O elenco do filme é certeiro e injeta imenso coração na história: Rita Blanco, a mais completa das atrizes nacionais, retrata todo o carinho de uma mulher devotada ao trabalho e à família ao mesmo tempo que deixa transparecer uma certa confusão despoletada pela situação; Joaquim de Almeida surge à vontade no papel de pai de família modesto e orgulhoso; Chantal Lauby rouba todas as cenas em que aparece como a despassarada Solange e o resto do elenco composto por franceses e luso-descendentes faz um bom trabalho ao tornar aquela galeria de indivíduos cativantes e minimamente interessantes. Enquanto isso, o design de produção faz um trabalho discreto mas competente: reparem como a casa dos Ribeiro está desprovida de grandes luxos ou espaços amplos como as demais do prédio, mas evoca uma familiaridade e um calor humano mais do que apropriado àquela família – sem esquecer as janelas que estão protegidas com uma grade exterior, o que faz um belo e curioso reflexo do título do filme.

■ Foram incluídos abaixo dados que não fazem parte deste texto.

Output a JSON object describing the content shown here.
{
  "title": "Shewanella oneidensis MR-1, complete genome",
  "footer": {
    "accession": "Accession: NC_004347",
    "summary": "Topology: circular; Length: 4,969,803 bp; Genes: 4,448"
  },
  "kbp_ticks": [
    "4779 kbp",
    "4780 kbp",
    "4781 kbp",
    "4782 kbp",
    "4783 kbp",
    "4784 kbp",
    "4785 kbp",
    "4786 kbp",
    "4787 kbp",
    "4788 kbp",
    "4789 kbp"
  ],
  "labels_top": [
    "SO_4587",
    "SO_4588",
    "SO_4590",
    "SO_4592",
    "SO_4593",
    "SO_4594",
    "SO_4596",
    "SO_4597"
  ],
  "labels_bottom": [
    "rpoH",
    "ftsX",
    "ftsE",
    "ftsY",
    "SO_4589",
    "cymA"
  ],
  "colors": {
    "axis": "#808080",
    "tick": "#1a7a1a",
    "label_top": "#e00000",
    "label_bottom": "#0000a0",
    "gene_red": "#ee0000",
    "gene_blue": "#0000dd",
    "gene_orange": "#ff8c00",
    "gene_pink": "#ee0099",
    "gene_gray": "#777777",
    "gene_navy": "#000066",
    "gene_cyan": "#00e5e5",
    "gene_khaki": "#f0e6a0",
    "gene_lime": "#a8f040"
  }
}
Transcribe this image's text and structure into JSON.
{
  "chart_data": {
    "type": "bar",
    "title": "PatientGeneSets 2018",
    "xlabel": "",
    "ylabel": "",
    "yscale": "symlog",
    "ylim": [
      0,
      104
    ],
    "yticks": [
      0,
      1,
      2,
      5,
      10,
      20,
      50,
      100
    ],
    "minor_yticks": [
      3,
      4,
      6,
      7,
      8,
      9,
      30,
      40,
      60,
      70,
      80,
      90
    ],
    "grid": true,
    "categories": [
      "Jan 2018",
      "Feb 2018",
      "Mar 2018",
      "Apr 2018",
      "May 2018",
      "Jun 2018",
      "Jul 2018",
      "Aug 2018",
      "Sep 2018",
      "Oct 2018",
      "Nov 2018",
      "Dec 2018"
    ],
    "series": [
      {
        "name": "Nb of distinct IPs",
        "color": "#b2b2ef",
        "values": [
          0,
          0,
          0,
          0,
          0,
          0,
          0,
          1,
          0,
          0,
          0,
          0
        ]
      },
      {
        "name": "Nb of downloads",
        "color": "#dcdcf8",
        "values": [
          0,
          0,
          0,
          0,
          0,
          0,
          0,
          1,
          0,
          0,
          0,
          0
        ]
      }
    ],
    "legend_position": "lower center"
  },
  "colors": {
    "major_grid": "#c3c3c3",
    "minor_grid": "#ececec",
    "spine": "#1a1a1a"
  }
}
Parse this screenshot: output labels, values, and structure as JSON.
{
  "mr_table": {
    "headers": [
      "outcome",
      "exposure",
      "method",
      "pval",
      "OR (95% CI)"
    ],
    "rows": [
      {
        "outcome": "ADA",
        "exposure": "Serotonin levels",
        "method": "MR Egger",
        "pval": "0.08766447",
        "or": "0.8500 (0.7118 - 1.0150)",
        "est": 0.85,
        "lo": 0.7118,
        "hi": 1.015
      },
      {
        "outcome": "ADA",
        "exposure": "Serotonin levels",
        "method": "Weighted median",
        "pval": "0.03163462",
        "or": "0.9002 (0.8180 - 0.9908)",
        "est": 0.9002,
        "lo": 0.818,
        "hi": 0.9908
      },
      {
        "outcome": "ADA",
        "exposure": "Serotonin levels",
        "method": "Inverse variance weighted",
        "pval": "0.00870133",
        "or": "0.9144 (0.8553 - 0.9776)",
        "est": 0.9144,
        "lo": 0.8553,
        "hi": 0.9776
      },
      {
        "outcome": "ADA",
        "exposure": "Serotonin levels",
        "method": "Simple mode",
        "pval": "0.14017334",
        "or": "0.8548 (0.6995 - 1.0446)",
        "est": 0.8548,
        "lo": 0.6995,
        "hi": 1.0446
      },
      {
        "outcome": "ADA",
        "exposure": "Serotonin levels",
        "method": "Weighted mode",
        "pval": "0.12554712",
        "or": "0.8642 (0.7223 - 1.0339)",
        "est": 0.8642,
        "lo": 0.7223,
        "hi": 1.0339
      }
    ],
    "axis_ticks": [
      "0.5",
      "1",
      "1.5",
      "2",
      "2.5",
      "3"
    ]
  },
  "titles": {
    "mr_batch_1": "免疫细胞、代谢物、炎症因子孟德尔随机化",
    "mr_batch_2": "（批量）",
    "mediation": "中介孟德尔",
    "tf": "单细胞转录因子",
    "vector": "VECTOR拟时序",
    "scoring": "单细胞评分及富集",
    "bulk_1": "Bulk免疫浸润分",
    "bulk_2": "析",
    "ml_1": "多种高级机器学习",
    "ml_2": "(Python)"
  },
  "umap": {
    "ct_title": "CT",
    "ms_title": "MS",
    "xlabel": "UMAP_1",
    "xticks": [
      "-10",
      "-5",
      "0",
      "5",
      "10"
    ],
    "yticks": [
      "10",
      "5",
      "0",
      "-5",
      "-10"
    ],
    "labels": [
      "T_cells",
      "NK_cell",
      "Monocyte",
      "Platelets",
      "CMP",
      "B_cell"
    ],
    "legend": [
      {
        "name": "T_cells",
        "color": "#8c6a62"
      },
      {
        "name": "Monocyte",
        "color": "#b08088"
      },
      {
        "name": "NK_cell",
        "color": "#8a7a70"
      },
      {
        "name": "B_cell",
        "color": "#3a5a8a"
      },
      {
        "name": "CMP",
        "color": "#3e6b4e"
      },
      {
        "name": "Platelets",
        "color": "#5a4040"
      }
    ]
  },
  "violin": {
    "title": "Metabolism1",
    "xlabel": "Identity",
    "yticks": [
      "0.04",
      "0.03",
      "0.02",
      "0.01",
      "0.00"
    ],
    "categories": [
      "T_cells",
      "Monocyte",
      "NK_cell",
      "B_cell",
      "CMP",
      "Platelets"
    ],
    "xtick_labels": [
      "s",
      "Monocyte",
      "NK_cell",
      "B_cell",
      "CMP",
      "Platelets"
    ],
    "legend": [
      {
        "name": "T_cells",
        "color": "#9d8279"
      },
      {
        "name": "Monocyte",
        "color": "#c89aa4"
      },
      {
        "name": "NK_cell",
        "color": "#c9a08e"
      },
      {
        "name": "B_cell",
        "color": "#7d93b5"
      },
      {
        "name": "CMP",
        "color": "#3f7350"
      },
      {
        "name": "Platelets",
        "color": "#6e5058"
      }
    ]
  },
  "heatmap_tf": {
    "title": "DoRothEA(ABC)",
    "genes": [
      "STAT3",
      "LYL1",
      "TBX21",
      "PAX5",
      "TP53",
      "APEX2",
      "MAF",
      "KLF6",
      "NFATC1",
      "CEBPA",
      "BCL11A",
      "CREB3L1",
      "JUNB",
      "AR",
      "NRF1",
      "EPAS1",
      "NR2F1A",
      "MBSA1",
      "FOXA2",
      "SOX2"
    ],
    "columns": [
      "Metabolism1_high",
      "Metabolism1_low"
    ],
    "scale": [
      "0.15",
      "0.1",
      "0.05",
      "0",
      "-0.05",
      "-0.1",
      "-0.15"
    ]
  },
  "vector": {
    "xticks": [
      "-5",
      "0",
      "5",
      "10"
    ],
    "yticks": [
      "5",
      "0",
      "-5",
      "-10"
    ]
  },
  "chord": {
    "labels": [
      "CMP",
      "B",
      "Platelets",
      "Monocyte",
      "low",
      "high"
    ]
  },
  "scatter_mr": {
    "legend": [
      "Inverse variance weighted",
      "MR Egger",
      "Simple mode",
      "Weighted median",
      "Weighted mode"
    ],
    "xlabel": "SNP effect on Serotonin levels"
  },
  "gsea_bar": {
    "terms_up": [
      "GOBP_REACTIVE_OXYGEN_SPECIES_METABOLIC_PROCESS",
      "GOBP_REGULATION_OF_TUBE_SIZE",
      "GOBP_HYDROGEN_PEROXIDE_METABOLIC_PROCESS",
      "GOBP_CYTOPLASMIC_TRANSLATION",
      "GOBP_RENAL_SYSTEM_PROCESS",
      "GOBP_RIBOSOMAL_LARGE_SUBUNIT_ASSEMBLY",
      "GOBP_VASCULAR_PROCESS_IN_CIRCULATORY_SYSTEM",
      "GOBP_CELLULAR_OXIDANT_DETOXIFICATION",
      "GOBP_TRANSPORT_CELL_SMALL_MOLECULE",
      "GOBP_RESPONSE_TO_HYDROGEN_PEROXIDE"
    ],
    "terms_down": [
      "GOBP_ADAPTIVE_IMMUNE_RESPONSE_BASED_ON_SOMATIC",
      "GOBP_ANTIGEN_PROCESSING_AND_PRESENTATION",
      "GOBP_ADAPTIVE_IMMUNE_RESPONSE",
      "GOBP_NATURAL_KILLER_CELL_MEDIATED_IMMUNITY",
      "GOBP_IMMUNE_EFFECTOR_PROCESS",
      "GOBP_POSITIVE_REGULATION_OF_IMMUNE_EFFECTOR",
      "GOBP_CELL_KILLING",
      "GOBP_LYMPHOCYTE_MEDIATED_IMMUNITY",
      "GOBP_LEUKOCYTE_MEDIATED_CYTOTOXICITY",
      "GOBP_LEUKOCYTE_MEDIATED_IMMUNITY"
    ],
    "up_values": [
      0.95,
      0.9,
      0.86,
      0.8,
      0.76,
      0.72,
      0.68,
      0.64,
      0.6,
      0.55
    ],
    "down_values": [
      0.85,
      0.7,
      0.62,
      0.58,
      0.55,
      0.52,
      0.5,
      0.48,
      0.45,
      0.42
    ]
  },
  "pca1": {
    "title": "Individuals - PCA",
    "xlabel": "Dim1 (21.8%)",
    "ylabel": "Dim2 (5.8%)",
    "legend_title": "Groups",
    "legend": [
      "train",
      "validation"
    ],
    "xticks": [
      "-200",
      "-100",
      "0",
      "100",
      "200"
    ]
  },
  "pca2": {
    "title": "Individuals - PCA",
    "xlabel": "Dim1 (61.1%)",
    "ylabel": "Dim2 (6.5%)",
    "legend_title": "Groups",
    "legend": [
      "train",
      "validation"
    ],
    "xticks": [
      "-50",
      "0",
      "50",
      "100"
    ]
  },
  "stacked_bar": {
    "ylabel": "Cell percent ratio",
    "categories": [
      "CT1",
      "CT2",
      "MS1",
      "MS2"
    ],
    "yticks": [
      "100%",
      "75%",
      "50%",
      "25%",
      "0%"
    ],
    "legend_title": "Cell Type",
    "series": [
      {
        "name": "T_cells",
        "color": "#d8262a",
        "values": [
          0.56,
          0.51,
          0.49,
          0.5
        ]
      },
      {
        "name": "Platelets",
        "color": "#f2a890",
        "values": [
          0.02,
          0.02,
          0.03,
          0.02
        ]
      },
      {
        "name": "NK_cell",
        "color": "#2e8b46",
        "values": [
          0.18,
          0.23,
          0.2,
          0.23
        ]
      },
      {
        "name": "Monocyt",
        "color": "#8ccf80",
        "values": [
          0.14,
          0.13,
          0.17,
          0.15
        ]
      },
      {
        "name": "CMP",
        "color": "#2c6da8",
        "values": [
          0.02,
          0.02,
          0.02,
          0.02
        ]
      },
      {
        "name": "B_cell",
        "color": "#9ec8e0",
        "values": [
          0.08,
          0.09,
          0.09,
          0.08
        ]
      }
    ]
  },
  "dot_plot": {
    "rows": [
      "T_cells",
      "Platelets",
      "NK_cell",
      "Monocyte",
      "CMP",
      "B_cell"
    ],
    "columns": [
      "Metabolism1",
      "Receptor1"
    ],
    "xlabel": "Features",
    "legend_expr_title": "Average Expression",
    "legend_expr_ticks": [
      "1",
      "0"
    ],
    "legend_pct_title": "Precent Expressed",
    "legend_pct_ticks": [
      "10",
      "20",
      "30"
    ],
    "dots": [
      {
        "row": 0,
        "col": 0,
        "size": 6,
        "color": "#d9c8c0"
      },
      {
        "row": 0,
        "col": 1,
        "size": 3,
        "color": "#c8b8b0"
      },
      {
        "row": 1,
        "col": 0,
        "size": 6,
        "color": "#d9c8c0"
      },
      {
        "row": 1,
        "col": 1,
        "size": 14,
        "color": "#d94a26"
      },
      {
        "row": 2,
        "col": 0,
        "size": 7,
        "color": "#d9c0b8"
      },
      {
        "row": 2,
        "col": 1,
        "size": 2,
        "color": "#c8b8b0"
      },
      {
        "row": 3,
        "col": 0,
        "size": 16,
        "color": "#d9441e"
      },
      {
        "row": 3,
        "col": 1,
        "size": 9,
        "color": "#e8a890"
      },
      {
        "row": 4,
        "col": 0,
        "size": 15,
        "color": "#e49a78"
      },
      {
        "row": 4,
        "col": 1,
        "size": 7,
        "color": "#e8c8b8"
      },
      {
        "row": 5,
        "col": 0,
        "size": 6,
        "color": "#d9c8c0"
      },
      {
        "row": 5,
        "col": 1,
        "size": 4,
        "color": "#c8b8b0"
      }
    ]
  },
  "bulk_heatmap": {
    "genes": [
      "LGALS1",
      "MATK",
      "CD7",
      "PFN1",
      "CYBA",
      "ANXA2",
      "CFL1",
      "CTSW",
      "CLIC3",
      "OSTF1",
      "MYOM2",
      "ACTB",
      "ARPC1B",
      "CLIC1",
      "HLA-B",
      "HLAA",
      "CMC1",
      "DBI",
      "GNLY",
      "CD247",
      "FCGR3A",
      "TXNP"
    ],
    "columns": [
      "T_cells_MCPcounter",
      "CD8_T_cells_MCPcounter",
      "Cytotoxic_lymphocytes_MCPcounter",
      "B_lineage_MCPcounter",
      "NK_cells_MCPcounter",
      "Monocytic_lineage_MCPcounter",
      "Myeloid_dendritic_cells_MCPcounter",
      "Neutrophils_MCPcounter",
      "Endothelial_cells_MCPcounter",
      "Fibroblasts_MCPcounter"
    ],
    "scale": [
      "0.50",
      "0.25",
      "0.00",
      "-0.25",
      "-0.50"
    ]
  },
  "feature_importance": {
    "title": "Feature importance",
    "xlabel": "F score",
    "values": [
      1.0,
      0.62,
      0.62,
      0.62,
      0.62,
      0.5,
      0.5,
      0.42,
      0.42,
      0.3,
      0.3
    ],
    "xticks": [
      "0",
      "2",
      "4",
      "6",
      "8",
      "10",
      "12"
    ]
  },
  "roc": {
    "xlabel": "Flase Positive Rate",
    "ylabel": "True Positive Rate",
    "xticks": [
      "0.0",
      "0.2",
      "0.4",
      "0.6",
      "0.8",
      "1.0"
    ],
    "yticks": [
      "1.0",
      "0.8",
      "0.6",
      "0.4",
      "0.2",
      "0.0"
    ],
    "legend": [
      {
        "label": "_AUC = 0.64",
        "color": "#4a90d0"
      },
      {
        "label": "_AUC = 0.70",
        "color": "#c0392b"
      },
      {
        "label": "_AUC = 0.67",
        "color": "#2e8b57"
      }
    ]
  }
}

No entanto, nem tudo são rosas: a simplicidade da história acaba por jogar em desfavor, já que esta se mostra sem grandes ambições – uma constatação que surge nalguns tópicos desaproveitados ou abandonados a meio como o facto de Pedro ter vergonha da sua ascendência portuguesa ou a discussão que Paula tem com os pais no tal jantar se encerrar com uma ação grave por parte de José que não gera grandes consequências. Além disso, o argumento investe numa zanga absurda entre Paula e o namorado que era resolvida com duas frases, mas que é usada para criar um conflito artificial que os separe e torne a reunir no fim da projeção. Nada disto se compara, porém, à gratuita e embaraçosa participação especial de Pauleta (sim, esse Pauleta!) que, com meros dois diálogos, prova que como ator é um excelente futebolista.
Relativamente curto e ágil nos seus pouco mais de 90 minutos, A Gaiola Dourada não é mais do que uma comédia de situação povoada por seres que provocam imediata empatia no público e que traça um retrato sensível e amigável sobre os emigrantes. Não é nenhuma obra-prima, mas isso também não lhe era pedido.